Producers write messages to topics, and consumers read messages from them. Kafka supports multiple consumers for independent processing of the same stream.
Kafka integrates the features of both queuing and publish-subscribe models, offering consumers the advantages of each approach.
Messages are serialized as key/value pairs before sending to Kafka. Kafka stores messages on disk with configurable retention periods providing data persistence and reliability.
Kafka ensures data durability and fault tolerance by replicating partition data across multiple brokers. The primary copy of a partition is the leader replica, while additional copies are follower replicas. Data is written to the leader, which automatically replicates updates to the followers.
Serialization and deserialization in Kafka are about converting data between its original format and a byte array for transmission and storage, allowing producers and consumers to communicate efficiently.
Compression in Kafka is reducing the size of messages before they are stored or transmitted, optimizing storage usage, reducing network bandwidth consumption, and improving overall performance.
Apache Kafka can be used in various use cases such as real-time analytics, event sourcing, log aggregation, data pipelines and handling sensor data from IoT devices in real-time.

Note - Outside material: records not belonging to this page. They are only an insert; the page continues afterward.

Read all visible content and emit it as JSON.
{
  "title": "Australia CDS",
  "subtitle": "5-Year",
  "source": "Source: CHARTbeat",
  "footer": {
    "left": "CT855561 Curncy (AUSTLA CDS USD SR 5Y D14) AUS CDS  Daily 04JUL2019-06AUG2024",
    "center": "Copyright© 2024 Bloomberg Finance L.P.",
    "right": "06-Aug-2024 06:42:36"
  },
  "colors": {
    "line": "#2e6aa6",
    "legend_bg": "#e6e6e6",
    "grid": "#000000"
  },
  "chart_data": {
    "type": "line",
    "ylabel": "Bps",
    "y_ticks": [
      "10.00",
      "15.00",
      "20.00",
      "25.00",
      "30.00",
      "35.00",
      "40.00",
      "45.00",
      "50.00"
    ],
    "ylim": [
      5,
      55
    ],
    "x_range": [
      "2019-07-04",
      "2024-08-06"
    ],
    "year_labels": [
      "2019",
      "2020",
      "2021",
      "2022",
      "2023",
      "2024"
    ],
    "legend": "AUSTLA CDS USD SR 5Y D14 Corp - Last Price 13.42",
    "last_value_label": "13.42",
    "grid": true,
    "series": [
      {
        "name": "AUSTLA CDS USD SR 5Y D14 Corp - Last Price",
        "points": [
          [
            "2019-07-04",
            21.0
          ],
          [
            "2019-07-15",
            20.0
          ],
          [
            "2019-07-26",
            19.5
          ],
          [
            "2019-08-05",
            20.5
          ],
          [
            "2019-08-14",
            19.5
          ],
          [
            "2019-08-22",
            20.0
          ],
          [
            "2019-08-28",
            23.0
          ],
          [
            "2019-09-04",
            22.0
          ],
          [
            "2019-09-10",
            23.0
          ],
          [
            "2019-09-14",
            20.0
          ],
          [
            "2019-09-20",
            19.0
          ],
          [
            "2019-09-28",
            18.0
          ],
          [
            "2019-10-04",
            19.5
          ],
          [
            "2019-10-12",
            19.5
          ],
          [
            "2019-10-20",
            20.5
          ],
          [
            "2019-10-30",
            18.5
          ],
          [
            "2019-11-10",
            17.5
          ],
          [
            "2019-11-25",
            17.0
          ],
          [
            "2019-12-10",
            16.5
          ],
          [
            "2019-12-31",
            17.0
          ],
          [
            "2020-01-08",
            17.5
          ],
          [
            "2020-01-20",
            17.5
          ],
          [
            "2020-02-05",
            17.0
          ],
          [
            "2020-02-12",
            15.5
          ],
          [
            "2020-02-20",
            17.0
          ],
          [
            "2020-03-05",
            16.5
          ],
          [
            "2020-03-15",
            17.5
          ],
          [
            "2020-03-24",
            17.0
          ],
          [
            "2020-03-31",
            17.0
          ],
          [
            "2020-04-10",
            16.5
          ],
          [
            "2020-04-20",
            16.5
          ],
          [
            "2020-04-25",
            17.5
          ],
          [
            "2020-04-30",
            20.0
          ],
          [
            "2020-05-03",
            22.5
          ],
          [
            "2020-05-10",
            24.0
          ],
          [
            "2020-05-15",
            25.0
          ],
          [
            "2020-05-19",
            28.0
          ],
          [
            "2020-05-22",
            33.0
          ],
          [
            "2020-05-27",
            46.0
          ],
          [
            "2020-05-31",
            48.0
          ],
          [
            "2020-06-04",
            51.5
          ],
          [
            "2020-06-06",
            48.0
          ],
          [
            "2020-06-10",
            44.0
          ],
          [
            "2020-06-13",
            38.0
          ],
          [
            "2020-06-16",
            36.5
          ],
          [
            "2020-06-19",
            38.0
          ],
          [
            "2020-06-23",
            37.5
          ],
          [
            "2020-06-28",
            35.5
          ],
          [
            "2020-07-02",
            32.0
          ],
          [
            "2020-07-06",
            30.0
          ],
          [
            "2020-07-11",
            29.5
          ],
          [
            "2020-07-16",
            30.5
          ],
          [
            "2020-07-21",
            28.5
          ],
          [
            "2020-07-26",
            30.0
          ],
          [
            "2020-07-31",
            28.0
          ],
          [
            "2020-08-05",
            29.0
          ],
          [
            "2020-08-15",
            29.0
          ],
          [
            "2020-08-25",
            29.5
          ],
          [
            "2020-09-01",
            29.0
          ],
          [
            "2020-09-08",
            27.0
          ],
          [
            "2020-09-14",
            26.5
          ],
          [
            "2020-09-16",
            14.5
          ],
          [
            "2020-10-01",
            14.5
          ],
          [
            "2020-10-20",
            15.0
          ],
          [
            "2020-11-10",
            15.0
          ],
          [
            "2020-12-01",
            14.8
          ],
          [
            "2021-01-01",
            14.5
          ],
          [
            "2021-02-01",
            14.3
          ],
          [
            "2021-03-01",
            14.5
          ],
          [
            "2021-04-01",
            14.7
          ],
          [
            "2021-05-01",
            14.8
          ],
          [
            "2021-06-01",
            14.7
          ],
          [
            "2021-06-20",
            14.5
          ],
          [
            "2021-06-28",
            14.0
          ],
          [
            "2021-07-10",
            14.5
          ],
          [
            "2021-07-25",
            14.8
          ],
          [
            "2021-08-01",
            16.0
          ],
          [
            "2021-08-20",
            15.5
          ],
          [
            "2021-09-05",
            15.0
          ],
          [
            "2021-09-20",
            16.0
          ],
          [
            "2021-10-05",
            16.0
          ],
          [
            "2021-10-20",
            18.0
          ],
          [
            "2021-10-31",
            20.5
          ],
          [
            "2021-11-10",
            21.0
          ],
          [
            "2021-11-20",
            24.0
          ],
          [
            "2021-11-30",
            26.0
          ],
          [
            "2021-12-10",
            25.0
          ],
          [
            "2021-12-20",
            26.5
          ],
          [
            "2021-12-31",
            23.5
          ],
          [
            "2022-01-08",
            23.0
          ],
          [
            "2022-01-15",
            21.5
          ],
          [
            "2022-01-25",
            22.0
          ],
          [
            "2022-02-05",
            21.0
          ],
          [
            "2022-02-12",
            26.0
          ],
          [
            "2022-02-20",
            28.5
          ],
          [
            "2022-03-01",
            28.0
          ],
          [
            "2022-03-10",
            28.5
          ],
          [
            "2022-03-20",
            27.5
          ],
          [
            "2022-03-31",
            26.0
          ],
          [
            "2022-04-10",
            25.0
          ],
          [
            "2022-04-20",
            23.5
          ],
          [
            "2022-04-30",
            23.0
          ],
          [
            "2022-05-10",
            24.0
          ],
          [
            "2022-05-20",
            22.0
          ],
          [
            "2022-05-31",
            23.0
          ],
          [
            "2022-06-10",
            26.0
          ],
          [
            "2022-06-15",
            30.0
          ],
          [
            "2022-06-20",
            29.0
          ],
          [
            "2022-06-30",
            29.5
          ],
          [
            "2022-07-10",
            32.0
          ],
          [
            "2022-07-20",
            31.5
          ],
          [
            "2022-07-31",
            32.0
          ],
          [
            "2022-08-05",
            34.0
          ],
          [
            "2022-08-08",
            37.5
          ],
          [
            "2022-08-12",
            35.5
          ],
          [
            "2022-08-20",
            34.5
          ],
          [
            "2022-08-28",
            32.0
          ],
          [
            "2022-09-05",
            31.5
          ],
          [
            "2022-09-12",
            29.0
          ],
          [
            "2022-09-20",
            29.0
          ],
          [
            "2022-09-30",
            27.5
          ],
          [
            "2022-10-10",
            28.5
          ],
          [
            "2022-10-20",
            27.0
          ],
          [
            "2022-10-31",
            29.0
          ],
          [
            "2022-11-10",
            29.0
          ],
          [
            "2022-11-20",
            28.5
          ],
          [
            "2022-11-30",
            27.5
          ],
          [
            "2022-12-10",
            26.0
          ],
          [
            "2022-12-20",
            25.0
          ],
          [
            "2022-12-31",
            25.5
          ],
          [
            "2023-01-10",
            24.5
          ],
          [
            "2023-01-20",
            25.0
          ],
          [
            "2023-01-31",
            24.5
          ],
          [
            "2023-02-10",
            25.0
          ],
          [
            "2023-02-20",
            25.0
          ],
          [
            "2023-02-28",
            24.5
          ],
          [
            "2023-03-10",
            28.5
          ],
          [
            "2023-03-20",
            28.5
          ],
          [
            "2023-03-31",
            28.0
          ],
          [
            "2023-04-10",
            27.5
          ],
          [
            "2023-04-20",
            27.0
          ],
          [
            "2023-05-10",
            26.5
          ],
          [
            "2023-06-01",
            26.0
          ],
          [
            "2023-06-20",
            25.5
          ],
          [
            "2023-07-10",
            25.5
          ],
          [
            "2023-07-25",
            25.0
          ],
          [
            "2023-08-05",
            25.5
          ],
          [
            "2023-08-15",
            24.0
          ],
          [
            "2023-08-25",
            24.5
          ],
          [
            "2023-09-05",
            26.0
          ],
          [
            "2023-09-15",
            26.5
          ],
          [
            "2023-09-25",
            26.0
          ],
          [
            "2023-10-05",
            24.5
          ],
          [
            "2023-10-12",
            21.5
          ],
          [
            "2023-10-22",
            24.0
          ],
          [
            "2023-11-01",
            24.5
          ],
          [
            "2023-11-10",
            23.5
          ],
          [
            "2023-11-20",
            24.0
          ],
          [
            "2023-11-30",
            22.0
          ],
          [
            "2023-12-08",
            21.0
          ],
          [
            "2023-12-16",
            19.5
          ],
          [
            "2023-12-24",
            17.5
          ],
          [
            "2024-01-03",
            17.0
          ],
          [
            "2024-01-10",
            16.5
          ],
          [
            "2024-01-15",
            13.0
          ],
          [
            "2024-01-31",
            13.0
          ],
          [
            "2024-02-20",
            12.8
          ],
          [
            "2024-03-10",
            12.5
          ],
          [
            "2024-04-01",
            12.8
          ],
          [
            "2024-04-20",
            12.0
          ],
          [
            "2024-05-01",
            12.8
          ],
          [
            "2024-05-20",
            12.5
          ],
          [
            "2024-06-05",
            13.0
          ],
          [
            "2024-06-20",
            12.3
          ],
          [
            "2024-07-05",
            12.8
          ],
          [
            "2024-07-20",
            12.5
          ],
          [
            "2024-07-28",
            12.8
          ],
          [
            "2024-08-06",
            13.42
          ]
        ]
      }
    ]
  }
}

Optimizing Kafka's performance involves fine-tuning various components to balance throughput and latency effectively, tuning options include partition management, producer configuration, and consumer configuration.
An example application in NestJS and KafkaJS is built which records temperature in a room and transmits this data using Kafka. Producer, Consumer, IProducer, and IConsumer classes are created to handle the specifics of Kafka’s Producer and Consumer implementations.